Mexican Army Arrests Drug Trafficker
Army soldiers on Saturday arrested one of Mexico’s most wanted drug traffickers, a man suspected of involvement in the 1993 assassination of a Roman Catholic cardinal.
Soldiers surrounded the Guadalajara office of the federal attorney general after seven federal agents acting as bodyguards were arrested along with Luis Hector Palma Salazar, leader of the Sinaloa drug cartel.
Authorities say Palma took over the Sinaloa cartel after its leader, Joaquin Guzman Loera, was arrested in Guatemala in May 1993. The cartel is based in the northwestern state of Sinaloa.

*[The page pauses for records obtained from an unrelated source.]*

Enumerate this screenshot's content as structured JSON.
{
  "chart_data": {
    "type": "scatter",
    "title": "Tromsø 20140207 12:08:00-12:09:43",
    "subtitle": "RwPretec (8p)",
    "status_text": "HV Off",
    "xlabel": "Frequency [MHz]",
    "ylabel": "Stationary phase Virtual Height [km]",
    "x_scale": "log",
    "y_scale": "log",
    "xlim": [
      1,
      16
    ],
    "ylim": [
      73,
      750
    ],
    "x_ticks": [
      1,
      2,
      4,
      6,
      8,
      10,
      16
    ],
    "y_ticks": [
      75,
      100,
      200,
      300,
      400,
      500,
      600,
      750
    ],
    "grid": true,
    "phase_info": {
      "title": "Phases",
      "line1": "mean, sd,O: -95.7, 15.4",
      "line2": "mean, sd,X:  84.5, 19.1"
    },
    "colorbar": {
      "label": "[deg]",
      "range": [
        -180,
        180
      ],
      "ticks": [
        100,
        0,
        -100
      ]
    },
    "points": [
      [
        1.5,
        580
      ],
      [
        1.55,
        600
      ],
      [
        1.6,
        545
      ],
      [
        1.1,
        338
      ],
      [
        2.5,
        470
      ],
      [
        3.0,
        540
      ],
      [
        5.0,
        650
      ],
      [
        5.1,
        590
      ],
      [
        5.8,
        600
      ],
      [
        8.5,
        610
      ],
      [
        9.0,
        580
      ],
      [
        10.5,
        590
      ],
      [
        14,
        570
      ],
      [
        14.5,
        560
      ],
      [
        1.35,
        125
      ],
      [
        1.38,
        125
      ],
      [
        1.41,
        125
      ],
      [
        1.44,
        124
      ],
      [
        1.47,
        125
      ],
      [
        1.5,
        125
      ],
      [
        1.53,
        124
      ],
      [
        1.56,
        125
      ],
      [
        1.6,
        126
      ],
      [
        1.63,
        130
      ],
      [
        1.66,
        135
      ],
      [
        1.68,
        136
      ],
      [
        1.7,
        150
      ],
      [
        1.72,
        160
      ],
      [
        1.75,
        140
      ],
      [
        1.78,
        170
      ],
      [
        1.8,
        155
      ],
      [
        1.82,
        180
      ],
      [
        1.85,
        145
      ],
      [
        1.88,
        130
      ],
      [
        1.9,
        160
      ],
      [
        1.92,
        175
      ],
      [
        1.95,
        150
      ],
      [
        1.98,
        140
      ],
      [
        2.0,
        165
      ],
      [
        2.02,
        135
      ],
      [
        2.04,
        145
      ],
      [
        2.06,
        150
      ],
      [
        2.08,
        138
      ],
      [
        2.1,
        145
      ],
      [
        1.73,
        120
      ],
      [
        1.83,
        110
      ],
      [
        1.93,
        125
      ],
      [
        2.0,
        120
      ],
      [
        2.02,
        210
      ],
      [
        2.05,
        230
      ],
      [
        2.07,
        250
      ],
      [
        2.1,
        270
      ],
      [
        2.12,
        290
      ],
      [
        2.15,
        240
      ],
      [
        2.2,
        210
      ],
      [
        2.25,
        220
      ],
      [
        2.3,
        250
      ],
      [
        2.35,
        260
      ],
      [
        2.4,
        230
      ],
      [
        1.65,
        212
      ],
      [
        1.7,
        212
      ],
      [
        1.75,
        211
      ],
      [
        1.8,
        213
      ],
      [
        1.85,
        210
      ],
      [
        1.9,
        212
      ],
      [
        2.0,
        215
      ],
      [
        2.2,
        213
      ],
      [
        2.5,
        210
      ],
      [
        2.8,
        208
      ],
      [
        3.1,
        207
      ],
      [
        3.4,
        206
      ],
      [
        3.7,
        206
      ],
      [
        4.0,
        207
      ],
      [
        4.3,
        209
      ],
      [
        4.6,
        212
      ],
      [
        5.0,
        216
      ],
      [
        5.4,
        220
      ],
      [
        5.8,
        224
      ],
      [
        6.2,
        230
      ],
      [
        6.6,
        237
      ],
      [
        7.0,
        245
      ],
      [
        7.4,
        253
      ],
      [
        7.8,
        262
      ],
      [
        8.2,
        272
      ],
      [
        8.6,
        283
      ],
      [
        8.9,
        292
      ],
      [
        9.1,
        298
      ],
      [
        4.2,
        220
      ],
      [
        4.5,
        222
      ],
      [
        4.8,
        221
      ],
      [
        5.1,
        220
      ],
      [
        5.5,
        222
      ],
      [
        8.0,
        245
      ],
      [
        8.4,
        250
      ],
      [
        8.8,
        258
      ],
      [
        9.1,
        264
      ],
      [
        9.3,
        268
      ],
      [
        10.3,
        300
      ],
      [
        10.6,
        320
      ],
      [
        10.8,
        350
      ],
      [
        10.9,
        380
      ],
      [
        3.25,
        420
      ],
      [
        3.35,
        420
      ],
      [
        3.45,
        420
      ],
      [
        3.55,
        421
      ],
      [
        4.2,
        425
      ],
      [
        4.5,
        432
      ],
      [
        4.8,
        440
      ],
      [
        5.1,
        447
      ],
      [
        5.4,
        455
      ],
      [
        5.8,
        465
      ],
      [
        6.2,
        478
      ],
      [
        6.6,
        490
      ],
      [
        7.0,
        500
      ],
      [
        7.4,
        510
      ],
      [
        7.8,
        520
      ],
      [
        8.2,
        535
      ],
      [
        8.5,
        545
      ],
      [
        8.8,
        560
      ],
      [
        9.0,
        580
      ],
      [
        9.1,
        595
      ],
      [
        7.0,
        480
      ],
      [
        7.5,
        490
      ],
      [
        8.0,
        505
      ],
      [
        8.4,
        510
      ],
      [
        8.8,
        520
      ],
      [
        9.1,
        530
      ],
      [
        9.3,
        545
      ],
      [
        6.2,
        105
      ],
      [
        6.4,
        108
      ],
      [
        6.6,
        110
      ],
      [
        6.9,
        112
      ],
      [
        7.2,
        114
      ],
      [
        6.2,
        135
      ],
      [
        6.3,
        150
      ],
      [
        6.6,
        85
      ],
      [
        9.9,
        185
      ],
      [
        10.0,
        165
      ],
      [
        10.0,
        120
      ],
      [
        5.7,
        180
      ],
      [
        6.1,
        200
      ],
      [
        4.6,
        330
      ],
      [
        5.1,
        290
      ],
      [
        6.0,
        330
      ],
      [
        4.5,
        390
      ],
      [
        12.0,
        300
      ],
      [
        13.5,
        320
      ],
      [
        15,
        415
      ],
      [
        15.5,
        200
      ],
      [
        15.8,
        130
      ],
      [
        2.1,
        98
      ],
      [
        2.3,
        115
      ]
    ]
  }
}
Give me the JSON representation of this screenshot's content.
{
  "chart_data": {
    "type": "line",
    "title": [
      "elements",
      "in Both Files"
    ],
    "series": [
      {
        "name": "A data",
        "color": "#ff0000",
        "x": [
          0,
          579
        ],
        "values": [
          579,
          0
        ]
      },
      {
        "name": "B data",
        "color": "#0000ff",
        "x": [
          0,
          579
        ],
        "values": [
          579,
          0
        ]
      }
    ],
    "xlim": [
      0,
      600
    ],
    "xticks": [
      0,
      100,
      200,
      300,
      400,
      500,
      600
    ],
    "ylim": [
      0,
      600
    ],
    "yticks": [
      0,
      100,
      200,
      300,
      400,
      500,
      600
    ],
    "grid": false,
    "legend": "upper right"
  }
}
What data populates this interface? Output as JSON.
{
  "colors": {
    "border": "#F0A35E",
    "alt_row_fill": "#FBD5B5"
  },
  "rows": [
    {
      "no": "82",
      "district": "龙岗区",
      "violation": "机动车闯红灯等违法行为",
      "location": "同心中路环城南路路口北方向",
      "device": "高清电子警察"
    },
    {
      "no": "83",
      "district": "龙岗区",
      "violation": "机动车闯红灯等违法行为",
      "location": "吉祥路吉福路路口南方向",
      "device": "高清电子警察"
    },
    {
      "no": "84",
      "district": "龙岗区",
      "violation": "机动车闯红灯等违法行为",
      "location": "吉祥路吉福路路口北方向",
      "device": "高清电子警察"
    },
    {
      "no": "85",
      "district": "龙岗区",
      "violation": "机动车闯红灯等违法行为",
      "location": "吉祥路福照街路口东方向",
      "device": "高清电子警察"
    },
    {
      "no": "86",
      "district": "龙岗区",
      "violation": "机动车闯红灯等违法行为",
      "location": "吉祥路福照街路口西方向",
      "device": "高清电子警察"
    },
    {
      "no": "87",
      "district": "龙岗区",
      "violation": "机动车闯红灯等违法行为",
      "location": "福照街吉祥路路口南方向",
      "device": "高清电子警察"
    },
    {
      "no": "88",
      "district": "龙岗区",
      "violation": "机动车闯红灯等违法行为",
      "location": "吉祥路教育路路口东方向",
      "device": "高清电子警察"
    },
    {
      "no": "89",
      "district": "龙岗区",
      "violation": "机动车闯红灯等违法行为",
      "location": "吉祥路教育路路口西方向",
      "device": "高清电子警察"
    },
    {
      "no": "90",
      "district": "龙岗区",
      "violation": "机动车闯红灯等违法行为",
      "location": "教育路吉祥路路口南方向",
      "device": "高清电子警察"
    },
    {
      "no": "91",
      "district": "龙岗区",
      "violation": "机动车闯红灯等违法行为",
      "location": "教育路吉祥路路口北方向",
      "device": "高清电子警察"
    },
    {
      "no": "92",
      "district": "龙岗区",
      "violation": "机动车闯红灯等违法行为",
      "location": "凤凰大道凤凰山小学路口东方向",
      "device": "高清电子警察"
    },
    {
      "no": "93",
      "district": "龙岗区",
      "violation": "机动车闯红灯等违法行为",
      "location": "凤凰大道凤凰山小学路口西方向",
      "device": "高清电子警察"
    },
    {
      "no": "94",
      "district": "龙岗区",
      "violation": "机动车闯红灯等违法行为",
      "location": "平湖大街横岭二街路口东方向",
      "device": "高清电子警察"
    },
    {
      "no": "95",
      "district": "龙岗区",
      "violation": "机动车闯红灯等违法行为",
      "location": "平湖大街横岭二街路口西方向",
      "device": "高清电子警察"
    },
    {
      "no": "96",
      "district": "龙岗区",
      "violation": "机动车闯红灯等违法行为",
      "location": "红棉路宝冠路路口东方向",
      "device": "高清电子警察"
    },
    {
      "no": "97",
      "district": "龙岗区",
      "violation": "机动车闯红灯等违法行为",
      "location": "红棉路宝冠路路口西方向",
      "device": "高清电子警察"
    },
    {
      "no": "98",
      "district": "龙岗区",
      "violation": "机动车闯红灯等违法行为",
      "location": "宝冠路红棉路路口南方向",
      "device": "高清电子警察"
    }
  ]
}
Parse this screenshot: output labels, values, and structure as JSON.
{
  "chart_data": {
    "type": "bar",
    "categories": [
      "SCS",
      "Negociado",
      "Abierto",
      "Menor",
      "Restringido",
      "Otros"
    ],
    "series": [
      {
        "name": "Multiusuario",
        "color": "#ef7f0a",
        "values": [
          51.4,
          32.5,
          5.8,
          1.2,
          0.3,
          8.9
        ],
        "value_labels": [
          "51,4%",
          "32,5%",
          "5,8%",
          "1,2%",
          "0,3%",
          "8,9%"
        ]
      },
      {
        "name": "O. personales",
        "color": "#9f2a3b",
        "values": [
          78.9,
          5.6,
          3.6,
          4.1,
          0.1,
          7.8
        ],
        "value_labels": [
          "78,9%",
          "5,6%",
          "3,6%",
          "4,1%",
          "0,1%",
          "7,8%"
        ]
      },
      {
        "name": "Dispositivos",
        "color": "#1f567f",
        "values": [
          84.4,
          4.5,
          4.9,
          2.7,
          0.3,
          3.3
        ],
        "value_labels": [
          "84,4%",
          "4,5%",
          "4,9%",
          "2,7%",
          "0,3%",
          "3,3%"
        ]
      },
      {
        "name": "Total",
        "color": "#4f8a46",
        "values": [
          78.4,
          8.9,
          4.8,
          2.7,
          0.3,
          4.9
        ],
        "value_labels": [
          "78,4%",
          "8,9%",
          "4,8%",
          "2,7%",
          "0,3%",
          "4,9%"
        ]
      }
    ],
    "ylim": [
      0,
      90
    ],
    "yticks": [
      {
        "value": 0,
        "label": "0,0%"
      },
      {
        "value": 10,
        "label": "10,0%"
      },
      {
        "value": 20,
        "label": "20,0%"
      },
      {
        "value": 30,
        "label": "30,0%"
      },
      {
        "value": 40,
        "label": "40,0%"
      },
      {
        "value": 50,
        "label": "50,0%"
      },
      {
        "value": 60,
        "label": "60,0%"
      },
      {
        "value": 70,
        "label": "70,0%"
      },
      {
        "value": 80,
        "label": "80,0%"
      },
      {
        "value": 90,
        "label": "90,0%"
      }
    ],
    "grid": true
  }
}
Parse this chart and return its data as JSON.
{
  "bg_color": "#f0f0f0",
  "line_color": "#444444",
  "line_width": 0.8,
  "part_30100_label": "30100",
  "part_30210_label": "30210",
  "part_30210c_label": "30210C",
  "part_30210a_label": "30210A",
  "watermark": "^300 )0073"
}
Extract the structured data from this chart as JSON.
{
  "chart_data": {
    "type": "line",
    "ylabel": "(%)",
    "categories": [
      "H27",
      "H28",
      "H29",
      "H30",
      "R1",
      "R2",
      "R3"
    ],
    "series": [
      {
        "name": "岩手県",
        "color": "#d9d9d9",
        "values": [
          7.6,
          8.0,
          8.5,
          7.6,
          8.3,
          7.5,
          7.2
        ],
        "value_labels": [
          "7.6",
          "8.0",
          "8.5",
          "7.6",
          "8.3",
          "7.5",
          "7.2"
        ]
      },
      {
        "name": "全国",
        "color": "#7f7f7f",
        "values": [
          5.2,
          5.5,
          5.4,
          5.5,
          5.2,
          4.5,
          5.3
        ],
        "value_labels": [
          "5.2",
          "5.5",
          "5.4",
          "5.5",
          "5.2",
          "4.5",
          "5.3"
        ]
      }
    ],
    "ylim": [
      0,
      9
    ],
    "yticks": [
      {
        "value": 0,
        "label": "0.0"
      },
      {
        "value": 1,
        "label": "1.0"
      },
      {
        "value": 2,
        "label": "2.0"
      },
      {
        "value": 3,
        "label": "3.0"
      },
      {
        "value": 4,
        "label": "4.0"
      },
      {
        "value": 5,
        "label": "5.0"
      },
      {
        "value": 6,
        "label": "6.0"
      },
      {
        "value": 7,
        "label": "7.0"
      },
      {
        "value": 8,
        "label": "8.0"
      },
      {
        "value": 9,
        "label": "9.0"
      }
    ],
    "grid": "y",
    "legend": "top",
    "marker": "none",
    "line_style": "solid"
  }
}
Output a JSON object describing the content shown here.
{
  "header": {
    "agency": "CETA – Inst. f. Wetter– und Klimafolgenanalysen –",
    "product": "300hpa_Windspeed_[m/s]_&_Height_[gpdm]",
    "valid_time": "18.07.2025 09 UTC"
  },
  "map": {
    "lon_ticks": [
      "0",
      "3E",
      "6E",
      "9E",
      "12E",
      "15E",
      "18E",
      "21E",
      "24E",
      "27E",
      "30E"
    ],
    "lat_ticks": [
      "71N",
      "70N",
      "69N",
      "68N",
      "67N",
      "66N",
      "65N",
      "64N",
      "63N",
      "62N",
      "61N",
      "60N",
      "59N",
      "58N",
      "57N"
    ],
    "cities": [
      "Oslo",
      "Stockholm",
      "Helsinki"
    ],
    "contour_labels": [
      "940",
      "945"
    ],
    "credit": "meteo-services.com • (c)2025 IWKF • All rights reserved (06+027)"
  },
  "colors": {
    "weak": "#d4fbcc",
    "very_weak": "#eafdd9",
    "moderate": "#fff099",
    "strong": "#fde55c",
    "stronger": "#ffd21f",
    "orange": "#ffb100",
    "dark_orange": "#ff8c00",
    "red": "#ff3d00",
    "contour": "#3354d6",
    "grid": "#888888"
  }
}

Both Guzman and Palma were implicated in the murder of Cardinal Juan Jesus Posadas Ocampo, his driver and five others in a spray of gunfire at the Guadalajara airport in May 1993. Authorities have not released details of their reputed involvement.
The two also are suspected of involvement in a November 1992 shootout at a Puerto Vallarta discotheque that left six people dead.
Palma was charged with several murders, but investigators refused to give details on the charges until a news conference scheduled for later Saturday.
Palma, arrested in a predawn raid in a plush residential area of Guadalajara, told officials he had been protected by federal judicial police Cmdr. Apolinar Pintor Aguilera. The commander was also arrested, said Horacio Montenegro Ortiz, the Jalisco state public security chief.
Three other traffickers also were in custody.
The Attorney General’s Office said in a prepared statement that the raid was a joint action between its office and the Mexican army.
Prosecutors initially said that the cardinal died in a shootout between rival drug gangs. Later they acknowledged he was assassinated.
Posadas Ocampo, 66, was an outspoken critic of the drug cartels. The slaying focused attention on a seamy side of Mexico in which drug traffickers have been allowed by local authorities to operate freely.